Orb in a Shop Window
This is a shop window I pass walking to the CBD in Mullumbimby. I love the way the cherub as magnified in the orb almost looks right-way-up. Only on looking closer do you realise it's not a plain reflection.

Wednesday, June 17, 2015

Style: Sentences & Sentence Fragments

One thing I won't be doing in my latest edit, or anything else I'm rewriting, is getting rid of sentence fragments. This is one of the things that every editor and all reviewers have noted in my writing for the five years I've been asking for feedback.

Every book I read contains verbless sentences, usually to good account. Jeff Vandermeer's Finch is a recent find. A brilliant fantasy if you enjoy noir, detective fiction and fungi.

The first sentence reads:

Finch, at the apartment door, breathing heavy from five flights of stairs, taken fast.

Though there are two verbs, breathing and taken, they are the wrong forms to make this a complete sentence. But the effects are a sense of immediacy and the feeling that you, the reader, are right there at the apartment door with Finch.  

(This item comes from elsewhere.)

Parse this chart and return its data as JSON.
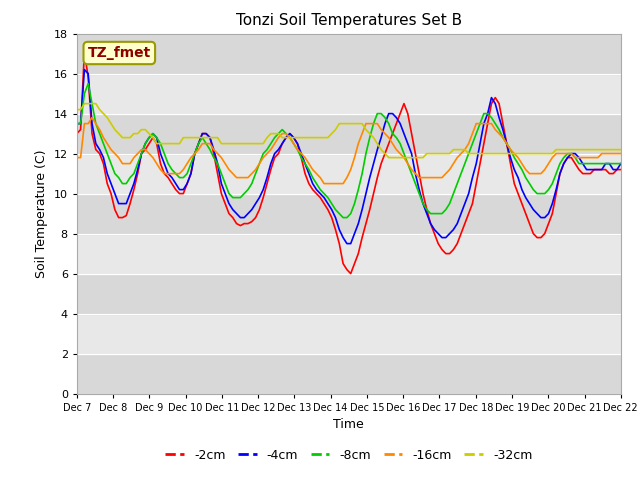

The second sentence has a couple more no-no's. Two, mark that well, two passive verbs! How often are we told passive verbs are not allowed on the first page?

The message that'd brought him from the station was already dying in his hand. 

I hope sincerely that you ignored the passive verbs to wonder how a message could be dying? 

Red smear on a limp circle of green fungal paper that had minutes before squirmed clammy.

Another sentence with a missing word, an indefinite article at its beginning this time, the third sentence describes the physical attributes of the message. Who's got time to worry about the incomplete-ness of the sentence when faced with red smear, limp circle, green fungal paper, and squirmed clammy to try and make sense of?

The fourth group of words is a complete actual sentence. 

Now he had only the door to pass through, marked with the gray caps' symbol. 

In the first section there are six complete sentences out of a total of twenty groups of words that some would say are masquerading as sentences. 

But not me. I love what you can do with incomplete sentences. But I have a question of all the people who are still saying that incomplete sentences are an anathema to good writing. What have you been reading lately? 

Monday, June 8, 2015

When You Can't Type ...

I see I've been off-line for almost a month. I've been recovering from a combination of overusing my wrists, elbows and shoulders without moving my shoulder blades adequately. This how interpret the Osteopath's comments, and the exercises he set. Sitting still and typing too often and too long is another way of putting it.

I'll be well content if I can get myself fit enough to do my Tai Chi warm up routine every day, as taught me by Michael Rose who learned from Patrick Kelly.

View of Byron Shire Valley from the Eastern Flank of Montecollum
As well as hundreds of arm and shoulder exercises, I've been walking. However, this view is accessible only from a Bed & Breakfast place where I visited a while ago. All my recent walking has been around Mullumbimby which lies to the upper left just out of the frame.